City Looks for plan for Haiku Stairs
by Gordon Y.K. Pang
Tuesday, March 26, 2013
Members of the City Council and Mayor Kirk Caldwell’s administration promised to try again to come up with a plan for the Haiku Stairs that would appease both hikers and Kaneohe residents who say they’re tired of unruly visitors and other trespassers.
Members of the Friends of Haiku Stairs want the city to reopen access roads to the hiking trail and to institute a management program there similar to Haunauma Bay Nature Preserve.
But at a Council Parks Committee meeting Monday, the area’s state lawmakers, fire and police representatives and a resident said it’s time that access to Haiku Stairs, also known as the Stairway to Heaven, be cut off permanently by removing the bottom rungs of the trail.
At the end of the meeting, Council Parks Chairman Joey Manahan said he will establish a working group or task force “to look at possible solutions.”
Windward Councilman Ikaika Anderson said he views Caldwell’s position critical to a possible opening.
Caldwell issued a release later Monday saying the illegal trespassing problems raised by Haiku residents must be resolved before he will support reopening the stairs.
“The Haiku Stairs is a unique attraction and I would like to find a solution or partnership that might allow the city to reopen them, but that will only happen if the access issue is resolved to the neighborhood’s satisfaction.”
The stairs were part of the Coat Guard’s Omega transmission station at the bottom of Haiku Valley and were built by the Navy in 1943 to reach the cable facilities above the valley. Wooden stairs were replaced with galvanized metal ones in 1955.

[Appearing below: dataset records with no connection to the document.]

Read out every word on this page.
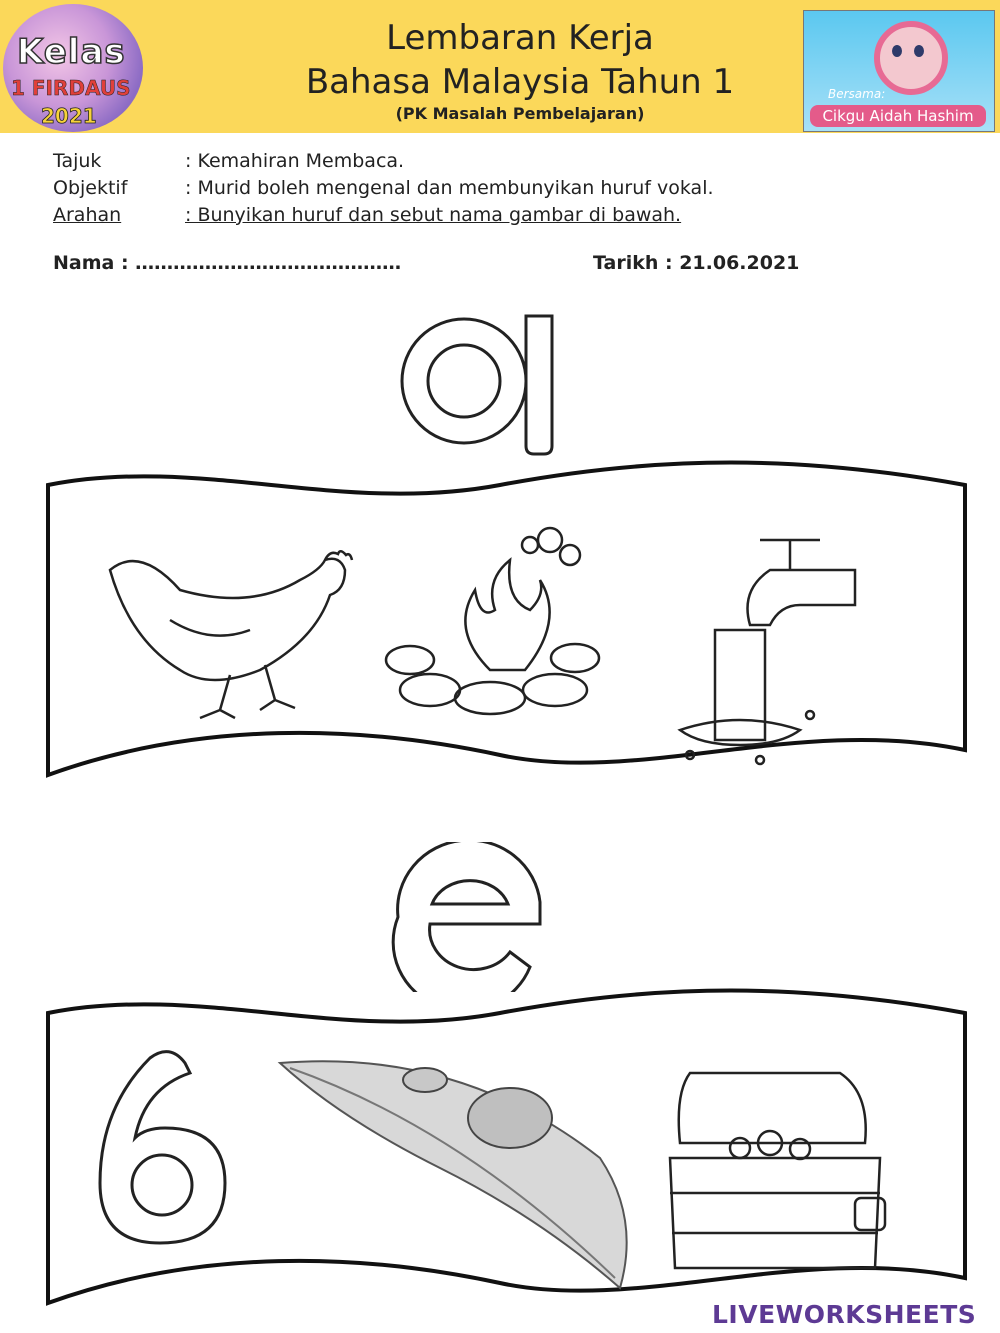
Kelas
1 FIRDAUS
2021
Lembaran Kerja
Bahasa Malaysia Tahun 1
(PK Masalah Pembelajaran)
Bersama:
Cikgu Aidah Hashim
Tajuk	: Kemahiran Membaca.
Objektif	: Murid boleh mengenal dan membunyikan huruf vokal.
Arahan	: Bunyikan huruf dan sebut nama gambar di bawah.
Nama : ……………………………………	Tarikh : 21.06.2021
LIVEWORKSHEETS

The city, under the leadership of former Mayor Jeremy Harris and then Windward Councilman Steve Holmes, took ownership of the stairs from the military in the early 2000s and the city spent $875,000 to repair them. But jurisdictional entanglements ensued as opposition from residents mounted and the attraction never reopened.
State Re. Ken Ito, (D, Kaneohe-Maunawili-Kailua) said he does not believe the trail should be reopened, at least not until neighborhood concerns are addressed.

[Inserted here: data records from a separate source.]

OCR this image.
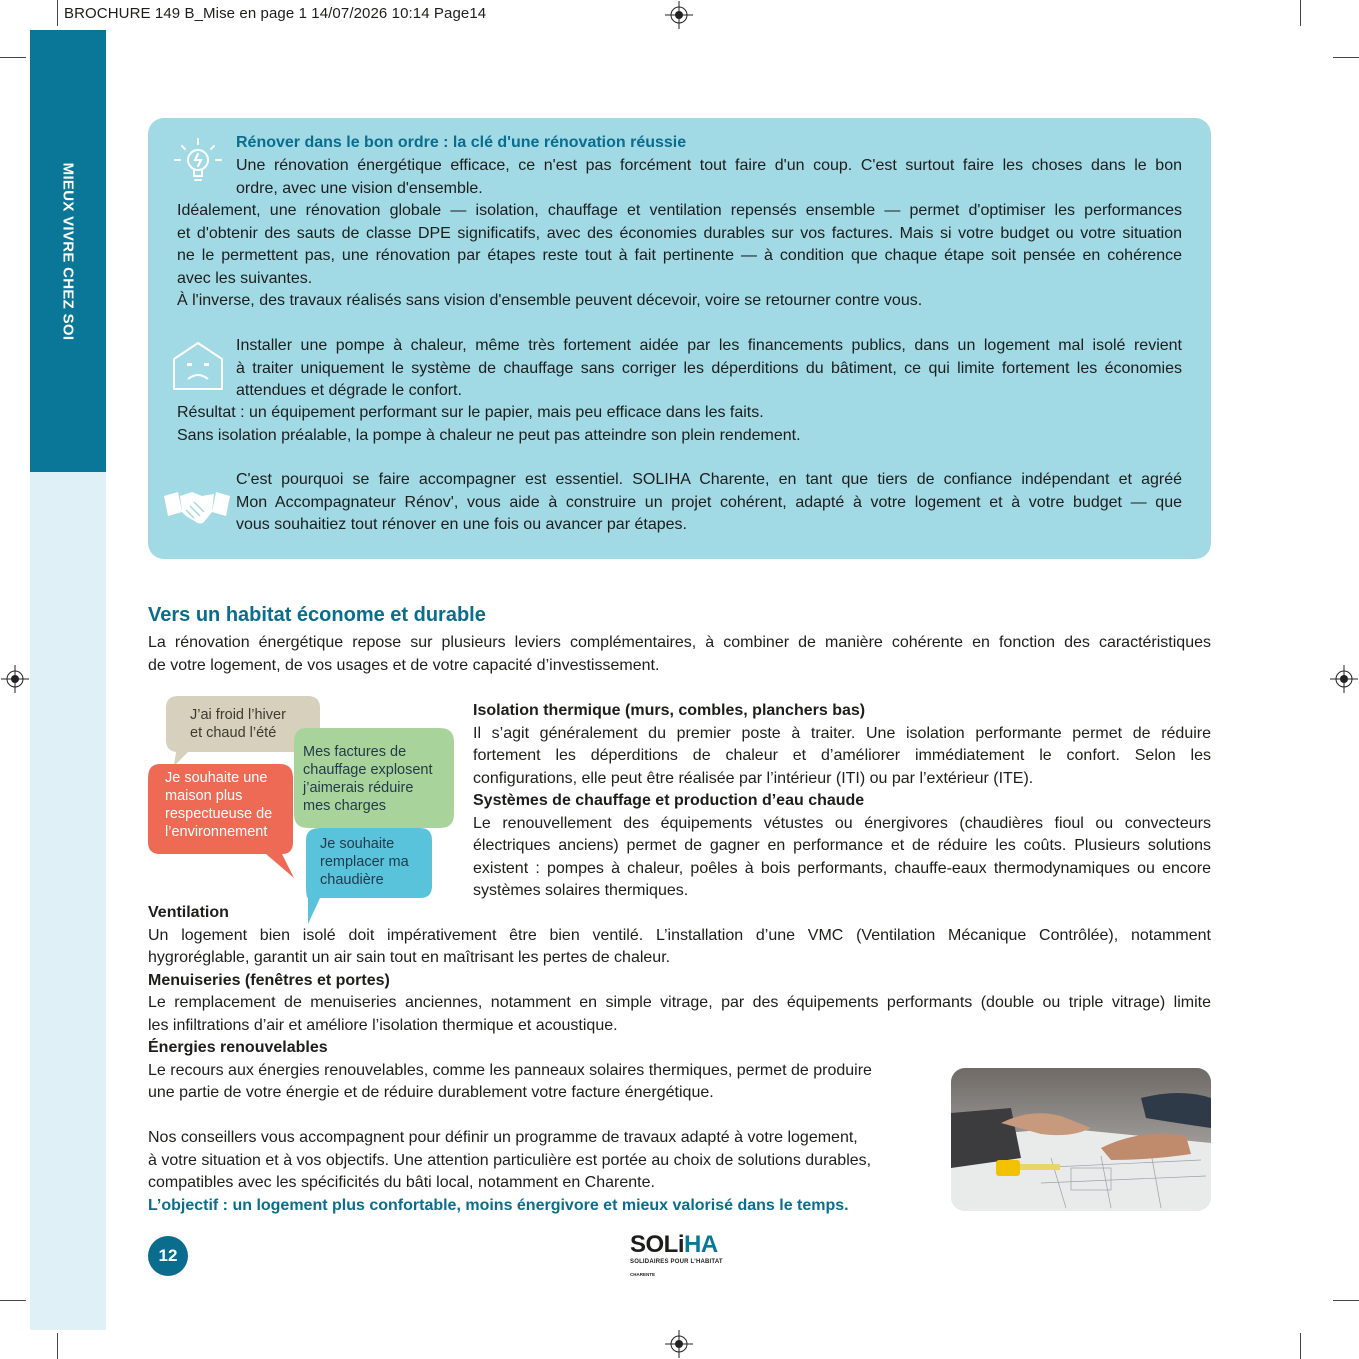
BROCHURE 149 B_Mise en page 1 14/07/2026 10:14 Page14
MIEUX VIVRE CHEZ SOI
Rénover dans le bon ordre : la clé d'une rénovation réussie
Une rénovation énergétique efficace, ce n'est pas forcément tout faire d'un coup. C'est surtout faire les choses dans le bon
ordre, avec une vision d'ensemble.
Idéalement, une rénovation globale — isolation, chauffage et ventilation repensés ensemble — permet d'optimiser les performances
et d'obtenir des sauts de classe DPE significatifs, avec des économies durables sur vos factures. Mais si votre budget ou votre situation
ne le permettent pas, une rénovation par étapes reste tout à fait pertinente — à condition que chaque étape soit pensée en cohérence
avec les suivantes.
À l'inverse, des travaux réalisés sans vision d'ensemble peuvent décevoir, voire se retourner contre vous.
Installer une pompe à chaleur, même très fortement aidée par les financements publics, dans un logement mal isolé revient
à traiter uniquement le système de chauffage sans corriger les déperditions du bâtiment, ce qui limite fortement les économies
attendues et dégrade le confort.
Résultat : un équipement performant sur le papier, mais peu efficace dans les faits.
Sans isolation préalable, la pompe à chaleur ne peut pas atteindre son plein rendement.
C'est pourquoi se faire accompagner est essentiel. SOLIHA Charente, en tant que tiers de confiance indépendant et agréé
Mon Accompagnateur Rénov', vous aide à construire un projet cohérent, adapté à votre logement et à votre budget — que
vous souhaitiez tout rénover en une fois ou avancer par étapes.
Vers un habitat économe et durable
La rénovation énergétique repose sur plusieurs leviers complémentaires, à combiner de manière cohérente en fonction des caractéristiques
de votre logement, de vos usages et de votre capacité d’investissement.
J’ai froid l’hiver
et chaud l’été
Mes factures de
chauffage explosent
j’aimerais réduire
mes charges
Je souhaite une
maison plus
respectueuse de
l’environnement
Je souhaite
remplacer ma
chaudière
Isolation thermique (murs, combles, planchers bas)
Il s’agit généralement du premier poste à traiter. Une isolation performante permet de réduire
fortement les déperditions de chaleur et d’améliorer immédiatement le confort. Selon les
configurations, elle peut être réalisée par l’intérieur (ITI) ou par l’extérieur (ITE).
Systèmes de chauffage et production d’eau chaude
Le renouvellement des équipements vétustes ou énergivores (chaudières fioul ou convecteurs
électriques anciens) permet de gagner en performance et de réduire les coûts. Plusieurs solutions
existent : pompes à chaleur, poêles à bois performants, chauffe-eaux thermodynamiques ou encore
systèmes solaires thermiques.
Ventilation
Un logement bien isolé doit impérativement être bien ventilé. L’installation d’une VMC (Ventilation Mécanique Contrôlée), notamment
hygroréglable, garantit un air sain tout en maîtrisant les pertes de chaleur.
Menuiseries (fenêtres et portes)
Le remplacement de menuiseries anciennes, notamment en simple vitrage, par des équipements performants (double ou triple vitrage) limite
les infiltrations d’air et améliore l’isolation thermique et acoustique.
Énergies renouvelables
Le recours aux énergies renouvelables, comme les panneaux solaires thermiques, permet de produire
une partie de votre énergie et de réduire durablement votre facture énergétique.
Nos conseillers vous accompagnent pour définir un programme de travaux adapté à votre logement,
à votre situation et à vos objectifs. Une attention particulière est portée au choix de solutions durables,
compatibles avec les spécificités du bâti local, notamment en Charente.
L’objectif : un logement plus confortable, moins énergivore et mieux valorisé dans le temps.
12	SOLiHA
SOLIDAIRES POUR L’HABITAT
CHARENTE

Ito said the state Department of Transportation and the Department of Hawaiian Home Lands, which both own property the public will need to access the city-owned stairs, have indicated a reluctance to make their sections public.
Ito said he has tried for more than 10 years to resolve the issues involving the stairs.
Caroline Sluyter, DOT spokeswoman, told the Star-Advertiser that a DOT-maintained road used during construction of the H-3 freeway is not paved and was never intended to be a public road.
Fire Department Capt. Dale Mosher said fire officials hold that not only should the trail be closed, but that the city should remove the stairs on the lower portion to shut them down permanently.
“We think it’s risky to the public,” Mosher said. “We think it’s risky to ourselves and we would like it shut down.”
A string of Friends of Haiku Stairs supporters and hiking enthusiasts urged Council members to at least listen to arguments for reopening the trail, which they view as a valuable environmental and cultural resource.
Many said they believe a majority of the concerns raised by the residents stem from the tendency of hikers to try to reach the stairs in the middle of the night to avoid being stopped by security guards stationed at the base of the trail during the day. Vernon Ansell, Friends of Haiku Stairs president, said there are four access roads that can be reopened that would allow hikers to reach the stairs during daylight hours without disturbing neighbors.
Like other supporters, Ansell said the trail is a unique treasure that should be valued and preserved. His group holds tree to four work days a year along the trail, clearing it and removing alien species. “It’s just amazing what’s up there and can be made available to the general public,” he said.
Supporters of reopening the trail also dismissed conchs that it is unsafe, noting that the death of a man on the stairs two years ago was the result of a heart attack.